Par dérogation au premier alinéa, l’initiateur peut, à partir du 1er juin 2021, décider de publier les informations disponibles relatives aux principales incidences négatives des actifs financés par des expositions sous-jacentes sur les facteurs de durabilité.
5.
L’initiateur est responsable du respect de l’article 7. Les informations requises en vertu de l’article 7, paragraphe 1, premier alinéa, point a), sont mises à la disposition des investisseurs potentiels, sur demande, avant la fixation des prix. Les informations requises en vertu de l’article 7, paragraphe 1, premier alinéa, points b) à d), sont mises à disposition avant la fixation des prix, au moins en tant que projet ou dans leur forme initiale. La documentation finale est mise à la disposition des investisseurs au plus tard quinze jours après la clôture de l’opération.
6.
Au plus tard le 10 juillet 2021, les AES élaborent, par l’intermédiaire du comité mixte des Autorités européennes de surveillance, des projets de normes techniques de réglementation conformément aux articles 10 à 14des règlements (UE) no 1093/2010, (UE) no 1094/2010 et (UE) no 1095/2010 concernant le contenu, les méthodes et la présentation des informations visées au paragraphe 4, deuxième alinéa, du présent article, pour ce qui est des indicateurs de durabilité concernant les incidences négatives sur le climat et les autres incidences négatives environnementales, sociales et liées à la gouvernance.

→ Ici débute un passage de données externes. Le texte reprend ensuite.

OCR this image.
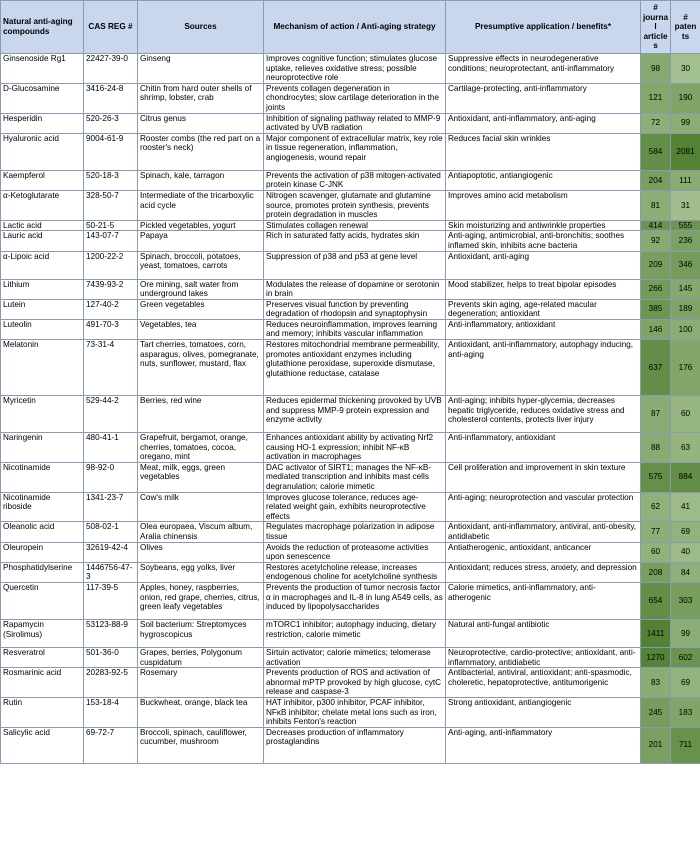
Natural anti-aging compounds	CAS REG #	Sources	Mechanism of action / Anti-aging strategy	Presumptive application / benefits*	# journa l article s	# paten ts
Ginsenoside Rg1	22427-39-0	Ginseng	Improves cognitive function; stimulates glucose uptake, relieves oxidative stress; possible neuroprotective role	Suppressive effects in neurodegenerative conditions; neuroprotectant, anti-inflammatory	98	30
D-Glucosamine	3416-24-8	Chitin from hard outer shells of shrimp, lobster, crab	Prevents collagen degeneration in chondrocytes; slow cartilage deterioration in the joints	Cartilage-protecting, anti-inflammatory	121	190
Hesperidin	520-26-3	Citrus genus	Inhibition of signaling pathway related to MMP-9 activated by UVB radiation	Antioxidant, anti-inflammatory, anti-aging	72	99
Hyaluronic acid	9004-61-9	Rooster combs (the red part on a rooster's neck)	Major component of extracellular matrix, key role in tissue regeneration, inflammation, angiogenesis, wound repair	Reduces facial skin wrinkles	584	2081
Kaempferol	520-18-3	Spinach, kale, tarragon	Prevents the activation of p38 mitogen-activated protein kinase C-JNK	Antiapoptotic, antiangiogenic	204	111
α-Ketoglutarate	328-50-7	Intermediate of the tricarboxylic acid cycle	Nitrogen scavenger, glutamate and glutamine source, promotes protein synthesis, prevents protein degradation in muscles	Improves amino acid metabolism	81	31
Lactic acid	50-21-5	Pickled vegetables, yogurt	Stimulates collagen renewal	Skin moisturizing and antiwrinkle properties	414	555
Lauric acid	143-07-7	Papaya	Rich in saturated fatty acids, hydrates skin	Anti-aging, antimicrobial, anti-bronchitis; soothes inflamed skin, inhibits acne bacteria	92	236
α-Lipoic acid	1200-22-2	Spinach, broccoli, potatoes, yeast, tomatoes, carrots	Suppression of p38 and p53 at gene level	Antioxidant, anti-aging	209	346
Lithium	7439-93-2	Ore mining, salt water from underground lakes	Modulates the release of dopamine or serotonin in brain	Mood stabilizer, helps to treat bipolar episodes	266	145
Lutein	127-40-2	Green vegetables	Preserves visual function by preventing degradation of rhodopsin and synaptophysin	Prevents skin aging, age-related macular degeneration; antioxidant	385	189
Luteolin	491-70-3	Vegetables, tea	Reduces neuroinflammation, improves learning and memory; inhibits vascular inflammation	Anti-inflammatory, antioxidant	146	100
Melatonin	73-31-4	Tart cherries, tomatoes, corn, asparagus, olives, pomegranate, nuts, sunflower, mustard, flax	Restores mitochondrial membrane permeability, promotes antioxidant enzymes including glutathione peroxidase, superoxide dismutase, glutathione reductase, catalase	Antioxidant, anti-inflammatory, autophagy inducing, anti-aging	637	176
Myricetin	529-44-2	Berries, red wine	Reduces epidermal thickening provoked by UVB and suppress MMP-9 protein expression and enzyme activity	Anti-aging; inhibits hyper-glycemia, decreases hepatic triglyceride, reduces oxidative stress and cholesterol contents, protects liver injury	87	60
Naringenin	480-41-1	Grapefruit, bergamot, orange, cherries, tomatoes, cocoa, oregano, mint	Enhances antioxidant ability by activating Nrf2 causing HO-1 expression; inhibit NF-κB activation in macrophages	Anti-inflammatory, antioxidant	88	63
Nicotinamide	98-92-0	Meat, milk, eggs, green vegetables	DAC activator of SIRT1; manages the NF-κB-mediated transcription and inhibits mast cells degranulation; calorie mimetic	Cell proliferation and improvement in skin texture	575	884
Nicotinamide riboside	1341-23-7	Cow's milk	Improves glucose tolerance, reduces age-related weight gain, exhibits neuroprotective effects	Anti-aging; neuroprotection and vascular protection	62	41
Oleanolic acid	508-02-1	Olea europaea, Viscum album, Aralia chinensis	Regulates macrophage polarization in adipose tissue	Antioxidant, anti-inflammatory, antiviral, anti-obesity, antidiabetic	77	69
Oleuropein	32619-42-4	Olives	Avoids the reduction of proteasome activities upon senescence	Antiatherogenic, antioxidant, anticancer	60	40
Phosphatidylserine	1446756-47-3	Soybeans, egg yolks, liver	Restores acetylcholine release, increases endogenous choline for acetylcholine synthesis	Antioxidant; reduces stress, anxiety, and depression	208	84
Quercetin	117-39-5	Apples, honey, raspberries, onion, red grape, cherries, citrus, green leafy vegetables	Prevents the production of tumor necrosis factor α in macrophages and IL-8 in lung A549 cells, as induced by lipopolysaccharides	Calorie mimetics, anti-inflammatory, anti-atherogenic	654	303
Rapamycin (Sirolimus)	53123-88-9	Soil bacterium: Streptomyces hygroscopicus	mTORC1 inhibitor; autophagy inducing, dietary restriction, calorie mimetic	Natural anti-fungal antibiotic	1411	99
Resveratrol	501-36-0	Grapes, berries, Polygonum cuspidatum	Sirtuin activator; calorie mimetics; telomerase activation	Neuroprotective, cardio-protective; antioxidant, anti-inflammatory, antidiabetic	1270	602
Rosmarinic acid	20283-92-5	Rosemary	Prevents production of ROS and activation of abnormal mPTP provoked by high glucose, cytC release and caspase-3	Antibacterial, antiviral, antioxidant; anti-spasmodic, choleretic, hepatoprotective, antitumorigenic	83	69
Rutin	153-18-4	Buckwheat, orange, black tea	HAT inhibitor, p300 inhibitor, PCAF inhibitor, NFκB inhibitor; chelate metal ions such as iron, inhibits Fenton's reaction	Strong antioxidant, antiangiogenic	245	183
Salicylic acid	69-72-7	Broccoli, spinach, cauliflower, cucumber, mushroom	Decreases production of inflammatory prostaglandins	Anti-aging, anti-inflammatory	201	711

Le cas échéant, les projets de normes techniques de réglementation visées au premier alinéa du présent paragraphe reflètent ou s’appuient sur les normes techniques de réglementation élaborées conformément au mandat donné aux AES par le règlement (UE) 2019/2088, en particulier à l’article 2 bis et à l’article 4, paragraphes 6 et 7, dudit règlement.
La Commission est habilitée à compléter le présent règlement en adoptant les normes techniques de réglementation visées au premier alinéa conformément aux articles 10 à 14des règlements (UE) no 1093/2010, (UE) no 1094/2010 et (UE) no 1095/2010.